Alejandro avanzó lentamente por el césped, sintiendo el peso de la mirada desconfiada de su hija y la calma vacía de su esposa.
Se sentía como un extraño pidiendo limosna en la puerta de un banquete.
Se detuvo a unos metros de ellas. El silencio se alargó, roto solo por el canto de un pájaro.
—He... he visto los archivos, Camila.
Su voz sonaba ronca, ajena. Era la voz de un hombre que no estaba acostumbrado a disculparse.
—El código. Tus propuestas.
Isa se aferró con más fuerza a la pierna de su madre, observando a su padre como si fuera un desconocido que hablaba un idioma extraño.

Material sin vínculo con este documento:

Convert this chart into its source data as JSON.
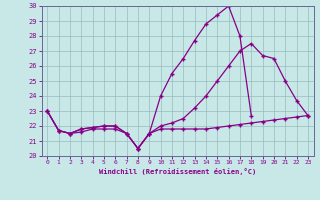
{
  "x": [
    0,
    1,
    2,
    3,
    4,
    5,
    6,
    7,
    8,
    9,
    10,
    11,
    12,
    13,
    14,
    15,
    16,
    17,
    18,
    19,
    20,
    21,
    22,
    23
  ],
  "line1": [
    23,
    21.7,
    21.5,
    21.6,
    21.8,
    21.8,
    21.8,
    21.5,
    20.5,
    21.5,
    21.8,
    21.8,
    21.8,
    21.8,
    21.8,
    21.9,
    22.0,
    22.1,
    22.2,
    22.3,
    22.4,
    22.5,
    22.6,
    22.7
  ],
  "line2": [
    23,
    21.7,
    21.5,
    21.8,
    21.9,
    22.0,
    22.0,
    21.5,
    20.5,
    21.5,
    24.0,
    25.5,
    26.5,
    27.7,
    28.8,
    29.4,
    30.0,
    28.0,
    22.7,
    null,
    null,
    null,
    null,
    null
  ],
  "line3": [
    23,
    21.7,
    21.5,
    21.8,
    21.9,
    22.0,
    22.0,
    21.5,
    20.5,
    21.5,
    22.0,
    22.2,
    22.5,
    23.2,
    24.0,
    25.0,
    26.0,
    27.0,
    27.5,
    26.7,
    26.5,
    25.0,
    23.7,
    22.7
  ],
  "ylim": [
    20,
    30
  ],
  "xlim": [
    -0.5,
    23.5
  ],
  "yticks": [
    20,
    21,
    22,
    23,
    24,
    25,
    26,
    27,
    28,
    29,
    30
  ],
  "xticks": [
    0,
    1,
    2,
    3,
    4,
    5,
    6,
    7,
    8,
    9,
    10,
    11,
    12,
    13,
    14,
    15,
    16,
    17,
    18,
    19,
    20,
    21,
    22,
    23
  ],
  "xlabel": "Windchill (Refroidissement éolien,°C)",
  "line_color": "#880088",
  "bg_color": "#c8e8e8",
  "grid_color": "#99bbbb",
  "spine_color": "#666699"
}
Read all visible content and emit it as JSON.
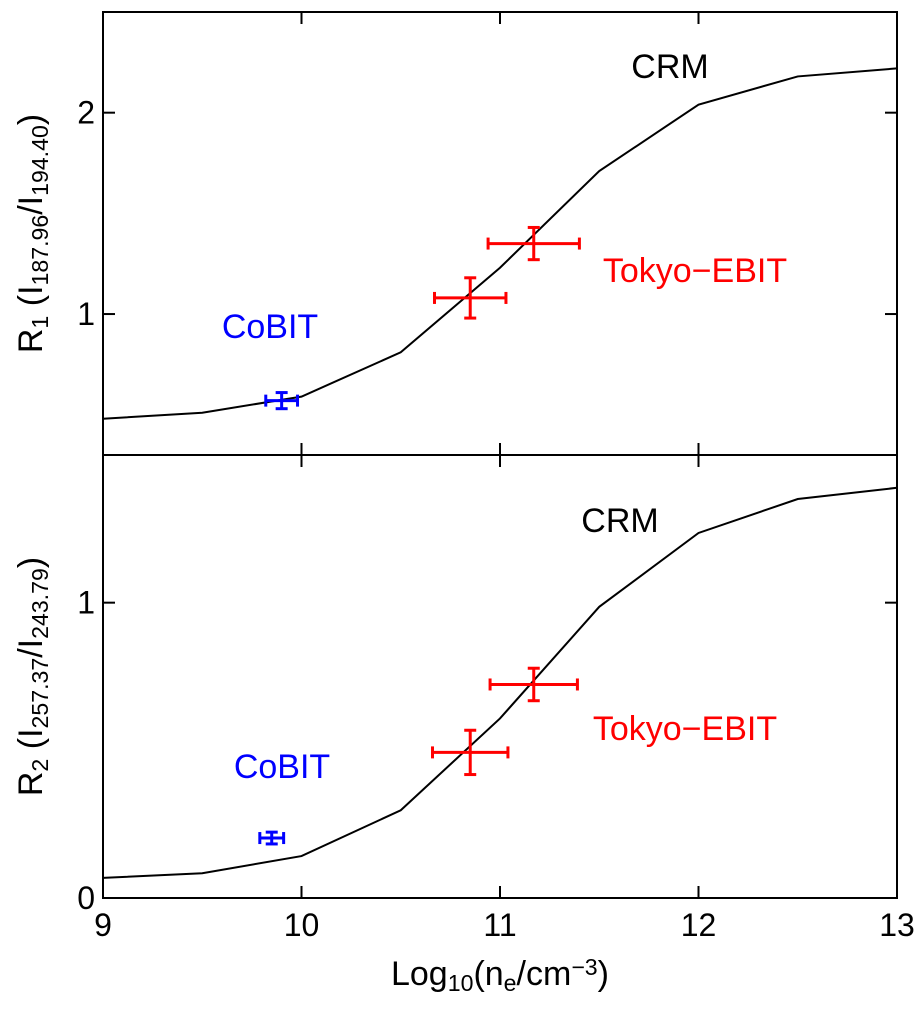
{
  "chart_data": [
    {
      "type": "line",
      "ylabel": [
        {
          "text": "R"
        },
        {
          "text": "1",
          "shift": "sub"
        },
        {
          "text": " (I"
        },
        {
          "text": "187.96",
          "shift": "sub"
        },
        {
          "text": "/I"
        },
        {
          "text": "194.40",
          "shift": "sub"
        },
        {
          "text": ")"
        }
      ],
      "xlim": [
        9,
        13
      ],
      "xticks": [
        9,
        10,
        11,
        12,
        13
      ],
      "ylim": [
        0.3,
        2.5
      ],
      "yticks": [
        1,
        2
      ],
      "series": [
        {
          "name": "CRM",
          "color": "#000000",
          "x": [
            9,
            9.5,
            10,
            10.5,
            11,
            11.5,
            12,
            12.5,
            13
          ],
          "values": [
            0.48,
            0.51,
            0.59,
            0.81,
            1.23,
            1.71,
            2.04,
            2.18,
            2.22
          ]
        },
        {
          "name": "CoBIT",
          "color": "#0000ff",
          "x": [
            9.9
          ],
          "values": [
            0.57
          ],
          "xerr": [
            0.08
          ],
          "yerr": [
            0.04
          ]
        },
        {
          "name": "Tokyo−EBIT",
          "color": "#ff0000",
          "x": [
            10.85,
            11.17
          ],
          "values": [
            1.08,
            1.35
          ],
          "xerr": [
            0.18,
            0.23
          ],
          "yerr": [
            0.1,
            0.08
          ]
        }
      ]
    },
    {
      "type": "line",
      "ylabel": [
        {
          "text": "R"
        },
        {
          "text": "2",
          "shift": "sub"
        },
        {
          "text": " (I"
        },
        {
          "text": "257.37",
          "shift": "sub"
        },
        {
          "text": "/I"
        },
        {
          "text": "243.79",
          "shift": "sub"
        },
        {
          "text": ")"
        }
      ],
      "xlabel": [
        {
          "text": "Log"
        },
        {
          "text": "10",
          "shift": "sub"
        },
        {
          "text": "(n"
        },
        {
          "text": "e",
          "shift": "sub"
        },
        {
          "text": "/cm"
        },
        {
          "text": "−3",
          "shift": "sup"
        },
        {
          "text": ")"
        }
      ],
      "xlim": [
        9,
        13
      ],
      "xticks": [
        9,
        10,
        11,
        12,
        13
      ],
      "ylim": [
        0,
        1.5
      ],
      "yticks": [
        0,
        1
      ],
      "series": [
        {
          "name": "CRM",
          "color": "#000000",
          "x": [
            9,
            9.5,
            10,
            10.5,
            11,
            11.5,
            12,
            12.5,
            13
          ],
          "values": [
            0.068,
            0.084,
            0.142,
            0.297,
            0.608,
            0.986,
            1.236,
            1.351,
            1.389
          ]
        },
        {
          "name": "CoBIT",
          "color": "#0000ff",
          "x": [
            9.85
          ],
          "values": [
            0.203
          ],
          "xerr": [
            0.06
          ],
          "yerr": [
            0.02
          ]
        },
        {
          "name": "Tokyo−EBIT",
          "color": "#ff0000",
          "x": [
            10.85,
            11.17
          ],
          "values": [
            0.493,
            0.723
          ],
          "xerr": [
            0.19,
            0.22
          ],
          "yerr": [
            0.075,
            0.055
          ]
        }
      ]
    }
  ]
}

Camila permaneció en silencio, esperando. Su rostro era un lienzo en blanco.
—No tenía idea...
Las palabras salieron de su boca, torpes, inadecuadas. Sonaban a una excusa, no a una confesión.
—Fui un ciego. Un arrogante.
Siguió hablando, tropezando con las palabras, su discurso centrado enteramente en el desastre que ahora entendía.
—Subestimé tu valor para la empresa. El potencial... el potencial que perdimos. Cientos de millones, quizás miles de millones en oportunidades perdidas.
Hablaba de negocios.
De beneficios. De cuotas de mercado.
Era la disculpa de un Director Ejecutivo que había cometido un error de cálculo monumental.
No era la disculpa de un esposo que había destrozado el corazón de su mujer.